Congress

Sanders says he wouldn’t pull troops from Iraq via tweet

Vermont senator unveils effort to block war with Iran

From left, Sen. Bernie Sanders, I-Vt., Sen. Patrick Leahy, D-Vt., and Rep. Ro Khanna, D-Calif., participate in a press conference in the Capitol to unveil the No War Against Iran Act on Thursday. (Bill Clark/CQ Roll Call)

Sen. Bernie Sanders of Vermont wants U.S. troops home from Iraq. But in a clear jab at President Donald Trump’s foreign policy approach, he said he wouldn’t do it with a tweet.

Sanders’ appearance at a press conference Thursday to push legislation blocking war with Iran is the latest indicator that the impeachment trial isn’t the only thing that can lure Democratic presidential hopefuls off the campaign trail and back to the Senate.

Senators seeking the Democratic presidential nomination were also back on Capitol Hill for Wednesday afternoon’s classified briefing on Trump’s order for the targeted killing last week of Iranian Gen. Qassem Soleimani in Iraq.

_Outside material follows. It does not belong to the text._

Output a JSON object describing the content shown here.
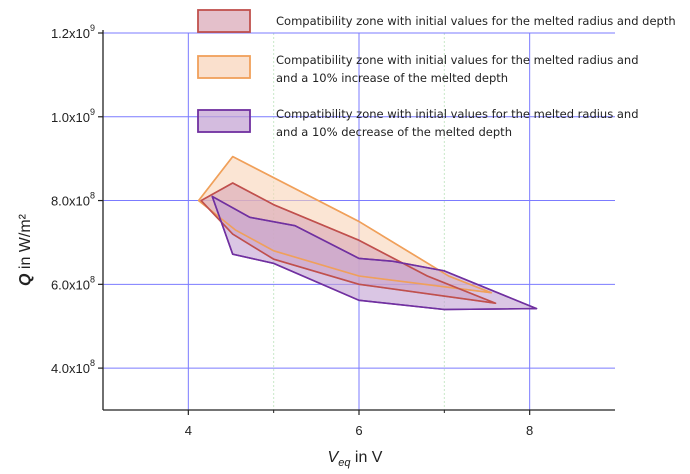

Sens. Michael Bennet of Colorado, Cory Booker of New Jersey, Amy Klobuchar of Minnesota and Elizabeth Warren of Massachusetts came back to D.C. for the all-senators briefing that seemed to yield more questions than answers for many lawmakers.

On Thursday, Sanders, who also attended the Wednesday briefing, headlined the unveiling of legislation with California Rep. Ro Khanna and other Democrats that would bar funding for military action against Iran except in cases of self-defense of American interests or in compliance with the restrictions of the War Powers Resolution.

Sanders reiterated his longstanding opposition to U.S. military engagements in Iraq dating back to the first Gulf War, but he made clear that if elected president he would not be seeking a precipitous or unplanned withdrawal from the country.

“I will do my best as president to bring our troops home as soon as possible, but I will not do it through a tweet,” Sanders said. “I will not do it by creating a situation where we get kicked out of the country, but what we need to do is work with the government of Iraq, work with other allies in the region.”

Sanders is the Senate lead on one of the pieces of legislation currently moving in the House seeking to curtail the president’s powers when it comes to military action against Iran.

“Just as we were led into Vietnam and Iraq by lies, the Trump administration is misleading us on Iran,” Sanders said. “They are justifying the assassination of Qassem Soleimani by claiming that he was planning imminent attacks on hundreds of Americans in the region, and yet they produce no evidence that would justify this claim, not even in a classified setting.”

“Our founding fathers understood that it was only too easy for a president to lead the country into a disastrous military conflict. That is why they gave the exclusive power over war and peace to the people’s elected representatives,” Sanders said.

The House is making plans to take up the companion version of the Sanders bill, introduced by Khanna, along with legislation from Rep. Barbara Lee of California to revoke the 2002 authorization for use of force against Iraq.

The first step for the Senate is a concurrent resolution under the War Powers Act that also seeks to limit the president’s actions against Iran. The reach of such a resolution would be an unresolved matter of legal interpretation.

Speaker Nancy Pelosi took the position Tuesday that the House resolution has “real teeth.”

“We’re taking this path because it does not require a signature of the president of the United States,“ the California Democrat said. 

The War Powers Resolution is a statement of Congress, Pelosi said. “And I will not have this statement be diminished by whether the president would veto or not.”

Concurrent resolutions do not go to the president.

A similar Senate measure introduced by Sen. Tim Kaine, D-Va., that could reach the floor as soon as next week is a joint resolution, meaning it could go to the president’s desk — likely for a veto.

Lee and other House members standing alongside Sanders on Thursday amplified concerns that the Trump administration may be using the 2002 authorization for use of military force against Iraq to go after Iran on Iraqi soil.

“Even then, as flawed as the 2002 authorization finally was, it was never intended or written to authorize future actions against a country that had personnel in Iraq, neither was the 2001 blank check,” Lee said Thursday. “This administration has falsely claimed that the 2002 AUMF can be used as the congressional authorization to attack Iran. That’s completely outrageous.”

Lindsey McPherson contributed to this report.